The Fed cut interest rates last week by 25 basis points, as widely expected, but Chair Jerome Powell warned that the move could be the final cut this year, citing risks in proceeding further without a clearer economic picture.
If not for the ongoing US government shutdown, this week’s releases—including the nonfarm payrolls report—could have helped shape that picture. With official data delayed, investors will instead rely on private-sector employment figures from ADP and ISM manufacturing data, though both are seen having only a muted impact on markets.
Several regional Fed presidents voiced discomfort on Friday with the latest easing move, while market bets now point to roughly a 68% chance of another rate cut in December—down sharply from before last week’s meeting.
The Japanese yen fell to 154.1 per dollar, near an eight-and-a-half-month low, weighed down by widening interest rate differentials between Japan and the US. The euro slipped 0.16% to 1.1513, its weakest level in three months, while the British pound dropped 0.3% to 1.3133.
The US Dollar Index, which tracks the greenback against six major peers, rose 0.16% to 99.89—its highest since August 1—after trading within a tight 96–100 range over the past six months.
Lee Hardman, senior currency analyst at MUFG Bank, said, “The focus now is whether the index can break out of this range and whether the current rally is sustainable,” adding that the repricing of more hawkish Fed expectations remains the key driver of dollar strength.
Both the yen and the pound face unique pressures. Although Bank of Japan Governor Kazuo Ueda delivered his strongest signal yet last week of a possible rate hike in December, markets reacted cautiously given the bank’s slow-moving stance, particularly as the Fed turns more hawkish.

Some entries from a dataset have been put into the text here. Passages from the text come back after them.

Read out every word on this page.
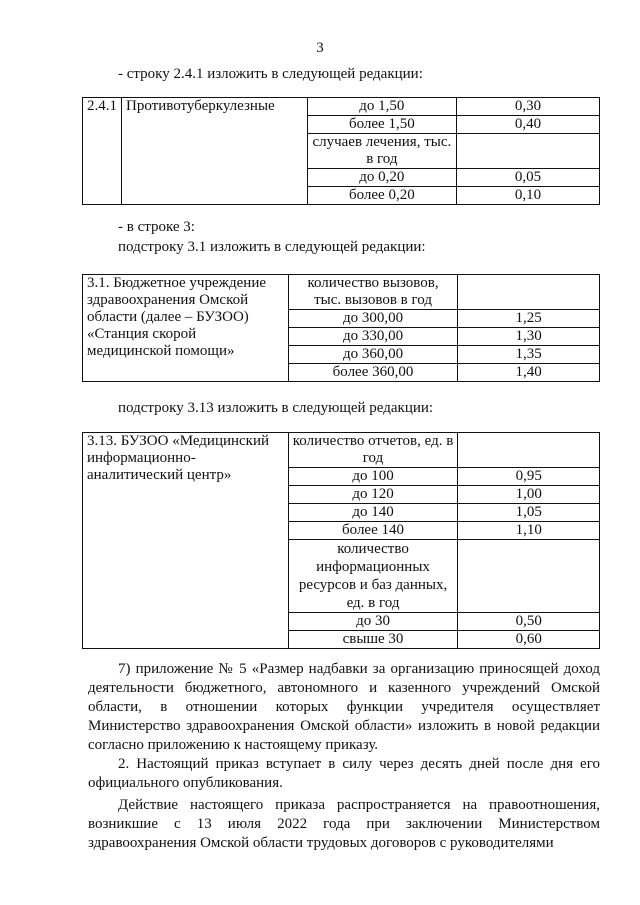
3
- строку 2.4.1 изложить в следующей редакции:
2.4.1	Противотуберкулезные	до 1,50	0,30
		более 1,50	0,40
		случаев лечения, тыс. в год	
		до 0,20	0,05
		более 0,20	0,10
- в строке 3:
подстроку 3.1 изложить в следующей редакции:
3.1. Бюджетное учреждение здравоохранения Омской области (далее – БУЗОО) «Станция скорой медицинской помощи»	количество вызовов, тыс. вызовов в год	
	до 300,00	1,25
	до 330,00	1,30
	до 360,00	1,35
	более 360,00	1,40
подстроку 3.13 изложить в следующей редакции:
3.13. БУЗОО «Медицинский информационно-аналитический центр»	количество отчетов, ед. в год	
	до 100	0,95
	до 120	1,00
	до 140	1,05
	более 140	1,10
	количество информационных ресурсов и баз данных, ед. в год	
	до 30	0,50
	свыше 30	0,60
7) приложение № 5 «Размер надбавки за организацию приносящей доход деятельности бюджетного, автономного и казенного учреждений Омской области, в отношении которых функции учредителя осуществляет Министерство здравоохранения Омской области» изложить в новой редакции согласно приложению к настоящему приказу.
2. Настоящий приказ вступает в силу через десять дней после дня его официального опубликования.
Действие настоящего приказа распространяется на правоотношения, возникшие с 13 июля 2022 года при заключении Министерством здравоохранения Омской области трудовых договоров с руководителями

These dynamics have intensified pressure on the yen, prompting Japanese authorities to issue verbal interventions to stem the slide. The yen is now approaching levels where the government previously stepped in to support the currency in 2022 and 2024.
Hardman added, “The yen may start to find some support as markets near potential intervention levels, though that alone won’t be enough to change the broader trend.”

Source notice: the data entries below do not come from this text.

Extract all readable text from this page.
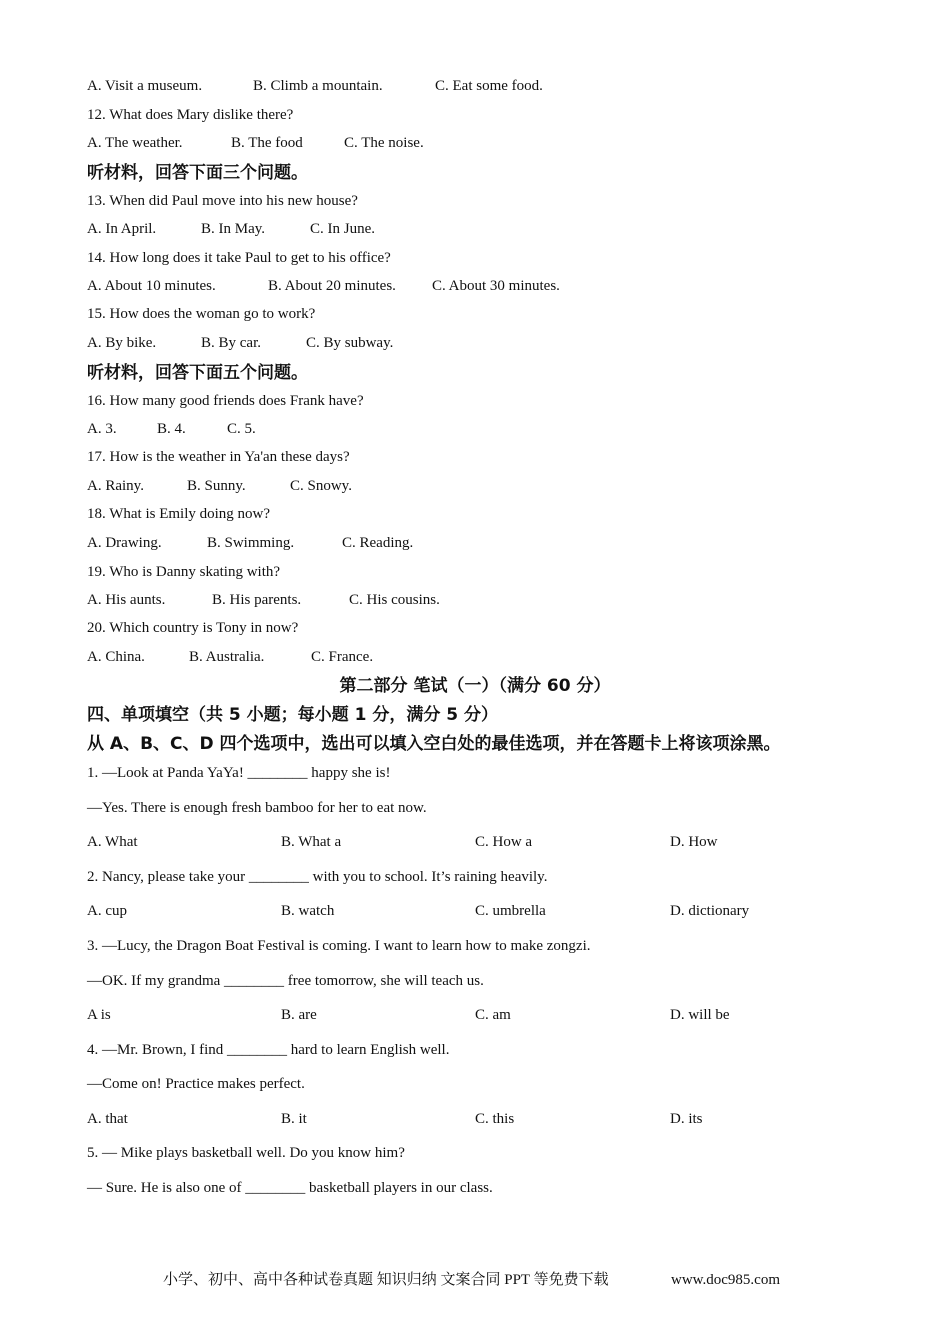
A. Visit a museum.	B. Climb a mountain.	C. Eat some food.
12. What does Mary dislike there?
A. The weather.	B. The food	C. The noise.
听材料，回答下面三个问题。
13. When did Paul move into his new house?
A. In April.	B. In May.	C. In June.
14. How long does it take Paul to get to his office?
A. About 10 minutes.	B. About 20 minutes. C. About 30 minutes.
15. How does the woman go to work?
A. By bike.	B. By car.	C. By subway.
听材料，回答下面五个问题。
16. How many good friends does Frank have?
A. 3.	B. 4.	C. 5.
17. How is the weather in Ya'an these days?
A. Rainy.	B. Sunny.	C. Snowy.
18. What is Emily doing now?
A. Drawing.	B. Swimming.	C. Reading.
19. Who is Danny skating with?
A. His aunts.	B. His parents.	C. His cousins.
20. Which country is Tony in now?
A. China.	B. Australia.	C. France.
1. —Look at Panda YaYa! ________ happy she is!
—Yes. There is enough fresh bamboo for her to eat now.
A. What	B. What a	C. How a	D. How
2. Nancy, please take your ________ with you to school. It’s raining heavily.
A. cup	B. watch	C. umbrella	D. dictionary
3. —Lucy, the Dragon Boat Festival is coming. I want to learn how to make zongzi.
—OK. If my grandma ________ free tomorrow, she will teach us.
A is	B. are	C. am	D. will be
4. —Mr. Brown, I find ________ hard to learn English well.
—Come on! Practice makes perfect.
A. that	B. it	C. this	D. its
5. — Mike plays basketball well. Do you know him?
— Sure. He is also one of ________ basketball players in our class.
第二部分 笔试（一）（满分 60 分）
四、单项填空（共 5 小题；每小题 1 分，满分 5 分）
从 A、B、C、D 四个选项中，选出可以填入空白处的最佳选项，并在答题卡上将该项涂黑。
小学、初中、高中各种试卷真题 知识归纳 文案合同 PPT 等免费下载	www.doc985.com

The yen also hovered near a record low against the euro, last trading around 177.4 per euro.
Meanwhile, the pound remained weak as expectations rose for another Bank of England rate cut this year following weaker-than-expected inflation data last month. The central bank meets this week, with some analysts anticipating a 25-basis-point cut, though market pricing suggests only a one-in-three chance.
Elsewhere, the Australian dollar edged up 0.1% to 0.6554, supported by expectations that the Reserve Bank of Australia will hold rates steady on Tuesday after a stronger core inflation reading. The US dollar also gained 0.34% against the Swiss franc to 0.8072—its highest since mid-August.